Козел отпущения | страница 52



Квазимифологическая фигура старой ведьмы хорошо иллюстрирует тенденцию к смешению моральных и физических чудовищностей, уже отмеченную нами для мифологии в собственном смысле. Она хромая, колченогая, ее лицо усеяно бородавками и наростами, усиливающими ее уродство. Все в ней буквально просится стать мишенью гонений. Так же обстоит дело, разумеется, и с евреем в средневековом и современном антисемитизме. Он настоящая коллекция всевозможных виктимных признаков и потому мишень для большинства.

Еврей тоже считается особенно тесно связанным с козлами и некоторыми другими животными. И здесь тоже идея стирания различий между человеком и животным может проявляться в неожиданной форме. Например, в 1575 году иллюстрированная Wunderzeitung[18] Иоганна Фишарта из Бинцвангена под Аугсбургом изображала еврейку, созерцающую двух только что рожденных ею поросят[19].

Такого рода вещи мы встречаем и во всех мифологиях мира, но сходство от нас ускользает, так как механизм козла отпущения функционирует в обоих случаях в разных режимах и с несопоставимыми социальными результатами. Более интенсивный режим мифологии приводит к той сакрализации жертвы, которая обычно скрывает от нас — а иногда совершенно устраняет — гонительские искажения.

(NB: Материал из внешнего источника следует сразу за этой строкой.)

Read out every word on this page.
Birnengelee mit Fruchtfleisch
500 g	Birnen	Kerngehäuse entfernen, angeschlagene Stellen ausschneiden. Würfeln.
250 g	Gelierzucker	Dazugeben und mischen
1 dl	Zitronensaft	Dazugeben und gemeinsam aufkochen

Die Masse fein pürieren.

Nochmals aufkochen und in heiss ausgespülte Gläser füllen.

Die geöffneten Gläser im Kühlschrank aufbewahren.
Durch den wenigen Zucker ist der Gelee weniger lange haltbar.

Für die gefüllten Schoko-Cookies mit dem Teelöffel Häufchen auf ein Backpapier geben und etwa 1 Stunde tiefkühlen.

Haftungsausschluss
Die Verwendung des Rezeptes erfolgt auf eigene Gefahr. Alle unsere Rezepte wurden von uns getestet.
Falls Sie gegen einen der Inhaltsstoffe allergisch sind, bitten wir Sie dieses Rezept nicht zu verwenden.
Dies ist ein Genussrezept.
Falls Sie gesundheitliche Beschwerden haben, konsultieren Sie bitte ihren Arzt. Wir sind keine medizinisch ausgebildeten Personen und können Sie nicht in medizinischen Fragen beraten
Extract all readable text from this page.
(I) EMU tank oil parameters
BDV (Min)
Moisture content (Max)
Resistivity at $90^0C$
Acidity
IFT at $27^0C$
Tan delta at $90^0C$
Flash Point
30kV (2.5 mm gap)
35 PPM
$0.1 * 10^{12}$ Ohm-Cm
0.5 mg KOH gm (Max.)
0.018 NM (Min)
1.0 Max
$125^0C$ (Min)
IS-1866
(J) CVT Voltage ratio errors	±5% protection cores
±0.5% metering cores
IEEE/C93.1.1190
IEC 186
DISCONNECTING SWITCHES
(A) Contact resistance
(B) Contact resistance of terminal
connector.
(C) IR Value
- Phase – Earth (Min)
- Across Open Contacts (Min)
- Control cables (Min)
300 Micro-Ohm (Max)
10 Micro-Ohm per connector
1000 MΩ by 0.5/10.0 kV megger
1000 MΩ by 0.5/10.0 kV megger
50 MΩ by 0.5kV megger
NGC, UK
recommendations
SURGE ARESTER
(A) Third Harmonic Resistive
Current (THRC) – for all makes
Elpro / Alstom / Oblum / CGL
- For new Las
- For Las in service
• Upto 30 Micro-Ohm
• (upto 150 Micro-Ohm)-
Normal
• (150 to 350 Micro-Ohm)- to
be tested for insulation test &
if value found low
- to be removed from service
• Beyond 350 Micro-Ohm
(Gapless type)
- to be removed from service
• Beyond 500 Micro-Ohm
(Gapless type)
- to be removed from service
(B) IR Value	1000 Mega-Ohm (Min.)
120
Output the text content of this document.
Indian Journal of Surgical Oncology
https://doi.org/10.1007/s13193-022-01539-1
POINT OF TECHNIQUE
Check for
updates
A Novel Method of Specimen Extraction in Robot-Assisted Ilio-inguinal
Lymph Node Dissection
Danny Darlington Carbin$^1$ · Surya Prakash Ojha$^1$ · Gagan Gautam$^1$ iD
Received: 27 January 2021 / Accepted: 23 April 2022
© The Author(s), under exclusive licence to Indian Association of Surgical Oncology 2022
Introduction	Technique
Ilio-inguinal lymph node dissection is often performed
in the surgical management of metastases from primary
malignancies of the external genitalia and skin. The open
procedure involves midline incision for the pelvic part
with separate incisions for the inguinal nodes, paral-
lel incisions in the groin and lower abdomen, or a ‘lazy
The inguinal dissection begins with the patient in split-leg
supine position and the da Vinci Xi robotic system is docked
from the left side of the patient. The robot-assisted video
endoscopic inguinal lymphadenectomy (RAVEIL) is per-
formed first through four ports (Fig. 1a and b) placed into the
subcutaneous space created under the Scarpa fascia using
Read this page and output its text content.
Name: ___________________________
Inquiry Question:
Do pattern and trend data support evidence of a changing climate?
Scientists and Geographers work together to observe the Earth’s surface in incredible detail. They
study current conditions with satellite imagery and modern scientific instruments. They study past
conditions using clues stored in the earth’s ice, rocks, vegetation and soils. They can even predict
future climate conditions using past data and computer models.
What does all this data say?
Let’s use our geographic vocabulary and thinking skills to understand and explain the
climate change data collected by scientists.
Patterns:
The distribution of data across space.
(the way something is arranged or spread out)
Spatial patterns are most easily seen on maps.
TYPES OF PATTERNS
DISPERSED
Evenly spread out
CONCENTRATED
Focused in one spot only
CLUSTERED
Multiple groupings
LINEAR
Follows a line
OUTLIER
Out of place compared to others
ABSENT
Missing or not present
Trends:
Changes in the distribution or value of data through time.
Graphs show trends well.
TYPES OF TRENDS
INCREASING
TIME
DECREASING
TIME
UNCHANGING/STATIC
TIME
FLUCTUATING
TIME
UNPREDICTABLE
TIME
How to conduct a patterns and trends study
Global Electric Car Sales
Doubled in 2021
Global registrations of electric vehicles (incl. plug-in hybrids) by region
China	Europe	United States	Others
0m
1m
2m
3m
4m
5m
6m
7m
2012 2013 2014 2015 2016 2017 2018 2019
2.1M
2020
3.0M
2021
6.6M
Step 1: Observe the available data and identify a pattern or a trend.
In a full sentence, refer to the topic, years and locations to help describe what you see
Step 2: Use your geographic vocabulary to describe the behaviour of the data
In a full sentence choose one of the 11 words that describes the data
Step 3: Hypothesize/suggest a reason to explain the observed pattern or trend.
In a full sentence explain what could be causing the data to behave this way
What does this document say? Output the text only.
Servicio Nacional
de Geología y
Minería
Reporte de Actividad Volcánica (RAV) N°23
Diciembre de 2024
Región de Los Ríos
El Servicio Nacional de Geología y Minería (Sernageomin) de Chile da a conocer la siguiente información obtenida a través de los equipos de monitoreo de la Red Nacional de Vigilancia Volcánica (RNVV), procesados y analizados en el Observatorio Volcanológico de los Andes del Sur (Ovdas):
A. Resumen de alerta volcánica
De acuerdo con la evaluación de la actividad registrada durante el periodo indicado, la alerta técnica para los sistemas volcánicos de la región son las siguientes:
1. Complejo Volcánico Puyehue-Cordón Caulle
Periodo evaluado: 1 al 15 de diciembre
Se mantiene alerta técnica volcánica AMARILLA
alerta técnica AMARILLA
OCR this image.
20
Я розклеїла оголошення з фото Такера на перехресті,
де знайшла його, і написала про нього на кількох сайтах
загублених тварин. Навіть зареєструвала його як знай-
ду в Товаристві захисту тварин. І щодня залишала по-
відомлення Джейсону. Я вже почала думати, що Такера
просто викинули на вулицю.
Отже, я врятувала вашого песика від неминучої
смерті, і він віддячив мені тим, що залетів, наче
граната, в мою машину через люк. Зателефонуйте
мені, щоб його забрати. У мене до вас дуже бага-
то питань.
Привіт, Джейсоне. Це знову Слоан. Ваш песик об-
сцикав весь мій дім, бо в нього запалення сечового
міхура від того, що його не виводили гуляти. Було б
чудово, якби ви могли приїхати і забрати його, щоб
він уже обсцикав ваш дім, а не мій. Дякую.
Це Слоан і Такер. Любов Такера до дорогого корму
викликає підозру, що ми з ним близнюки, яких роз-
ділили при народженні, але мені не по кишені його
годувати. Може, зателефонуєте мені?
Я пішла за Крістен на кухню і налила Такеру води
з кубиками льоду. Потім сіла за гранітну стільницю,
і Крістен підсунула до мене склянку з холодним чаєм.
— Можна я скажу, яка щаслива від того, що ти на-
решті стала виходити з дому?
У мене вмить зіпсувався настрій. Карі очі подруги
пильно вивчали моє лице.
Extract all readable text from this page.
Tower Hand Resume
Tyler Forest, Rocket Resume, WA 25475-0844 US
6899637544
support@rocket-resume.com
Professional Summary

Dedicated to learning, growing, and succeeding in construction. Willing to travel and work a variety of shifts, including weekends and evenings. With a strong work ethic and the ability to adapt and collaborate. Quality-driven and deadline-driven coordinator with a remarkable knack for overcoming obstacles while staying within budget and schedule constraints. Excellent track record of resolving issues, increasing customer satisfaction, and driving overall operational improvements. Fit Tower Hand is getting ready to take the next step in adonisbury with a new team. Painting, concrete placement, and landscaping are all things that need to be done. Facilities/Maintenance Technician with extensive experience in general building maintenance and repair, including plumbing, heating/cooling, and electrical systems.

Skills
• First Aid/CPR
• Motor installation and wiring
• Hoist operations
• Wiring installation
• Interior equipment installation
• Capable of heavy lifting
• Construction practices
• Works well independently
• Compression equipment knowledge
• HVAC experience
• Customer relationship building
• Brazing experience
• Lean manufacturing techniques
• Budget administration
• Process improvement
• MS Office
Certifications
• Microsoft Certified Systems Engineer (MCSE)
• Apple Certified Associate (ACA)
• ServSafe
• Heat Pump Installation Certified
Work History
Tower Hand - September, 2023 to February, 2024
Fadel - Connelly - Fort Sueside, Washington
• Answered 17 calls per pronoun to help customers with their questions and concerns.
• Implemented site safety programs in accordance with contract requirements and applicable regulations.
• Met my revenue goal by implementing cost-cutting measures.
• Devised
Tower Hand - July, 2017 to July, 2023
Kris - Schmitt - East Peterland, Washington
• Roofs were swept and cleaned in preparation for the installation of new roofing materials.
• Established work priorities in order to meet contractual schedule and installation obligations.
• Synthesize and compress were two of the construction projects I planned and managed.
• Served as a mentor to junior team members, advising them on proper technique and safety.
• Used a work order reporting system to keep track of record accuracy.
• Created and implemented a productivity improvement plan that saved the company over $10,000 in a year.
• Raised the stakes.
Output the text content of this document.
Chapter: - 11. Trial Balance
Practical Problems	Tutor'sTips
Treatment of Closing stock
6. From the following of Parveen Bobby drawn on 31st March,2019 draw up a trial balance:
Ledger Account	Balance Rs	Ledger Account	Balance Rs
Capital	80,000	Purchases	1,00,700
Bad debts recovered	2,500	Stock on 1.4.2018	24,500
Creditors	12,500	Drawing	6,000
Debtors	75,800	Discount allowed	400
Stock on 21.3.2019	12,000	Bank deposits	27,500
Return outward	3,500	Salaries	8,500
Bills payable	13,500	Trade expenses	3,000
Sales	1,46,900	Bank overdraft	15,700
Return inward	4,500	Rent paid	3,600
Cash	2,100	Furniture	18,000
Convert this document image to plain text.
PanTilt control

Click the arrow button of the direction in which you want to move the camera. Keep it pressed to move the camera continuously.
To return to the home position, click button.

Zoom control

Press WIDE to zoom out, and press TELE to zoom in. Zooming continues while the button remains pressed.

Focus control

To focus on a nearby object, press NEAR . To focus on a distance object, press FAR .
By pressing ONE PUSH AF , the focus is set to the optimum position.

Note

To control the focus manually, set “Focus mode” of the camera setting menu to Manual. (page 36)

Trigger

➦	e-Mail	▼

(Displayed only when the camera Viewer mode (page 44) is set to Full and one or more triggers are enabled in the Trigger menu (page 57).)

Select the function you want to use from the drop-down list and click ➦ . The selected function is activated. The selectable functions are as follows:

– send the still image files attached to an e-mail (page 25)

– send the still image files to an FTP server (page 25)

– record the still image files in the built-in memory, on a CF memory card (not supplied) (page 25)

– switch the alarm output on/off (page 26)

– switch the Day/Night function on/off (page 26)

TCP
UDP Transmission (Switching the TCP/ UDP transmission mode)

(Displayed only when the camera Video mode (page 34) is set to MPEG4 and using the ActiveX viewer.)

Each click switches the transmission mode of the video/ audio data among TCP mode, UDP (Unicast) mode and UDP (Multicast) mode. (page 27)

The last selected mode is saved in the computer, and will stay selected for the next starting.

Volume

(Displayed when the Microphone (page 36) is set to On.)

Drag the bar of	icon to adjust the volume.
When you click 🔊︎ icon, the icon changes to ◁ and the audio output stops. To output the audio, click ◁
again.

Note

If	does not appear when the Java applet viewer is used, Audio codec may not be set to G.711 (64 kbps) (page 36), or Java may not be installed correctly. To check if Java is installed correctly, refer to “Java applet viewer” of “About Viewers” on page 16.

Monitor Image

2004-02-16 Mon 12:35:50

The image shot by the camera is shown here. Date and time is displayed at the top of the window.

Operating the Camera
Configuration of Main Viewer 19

Возьмем миф, весьма важный на всем северо-западе Канады, по соседству с Полярным кругом. Это учредительный миф индейцев догриб. Я приведу его конспект, который дает Роже Бастид в томе «Общей этнографии»[20]:

Женщина вступает в связь с собакой и производит на свет шестерых щенков. Ее племя ее изгоняет, и она вынуждена самостоятельно добывать пищу. Однажды, вернувшись из чащи, она обнаруживает, что ее щенки — это дети и что они сбрасывали свои звериные шкуры, всякий раз как она уходила из дома. И тогда она делает вид, что уходит, и когда дети снова сбрасывают шкуры, она эти шкуры у них похищает, заставляя их навсегда сохранить человеческий облик.

Тут собраны все наши гонительские стереотипы — их трудно отделить один от другого, но само это смешение показательно. То, что я называю кризисом, обобщенной обезразличенностью, — это в данном случае колебания между собакой и человеком и у матери, и у олицетворяющих общину детей. Виктимный признак — женскость, а стереотипное преступление — скотоложство. Женщина безусловно виновна в кризисе, поскольку именно она порождает монструозную общину. Но миф молчаливо признает ту истину, что между преступницей и общиной нет различий: и та и другая равно обезразличены, и община предшествует преступлению, поскольку именно она его карает. Таким образом, мы имеем дело с козлом отпущения, обвиненным в стереотипном преступлении и заслужившим соответственное обращение: «Ее племя ее изгоняет, и она вынуждена самостоятельно добывать пищу…».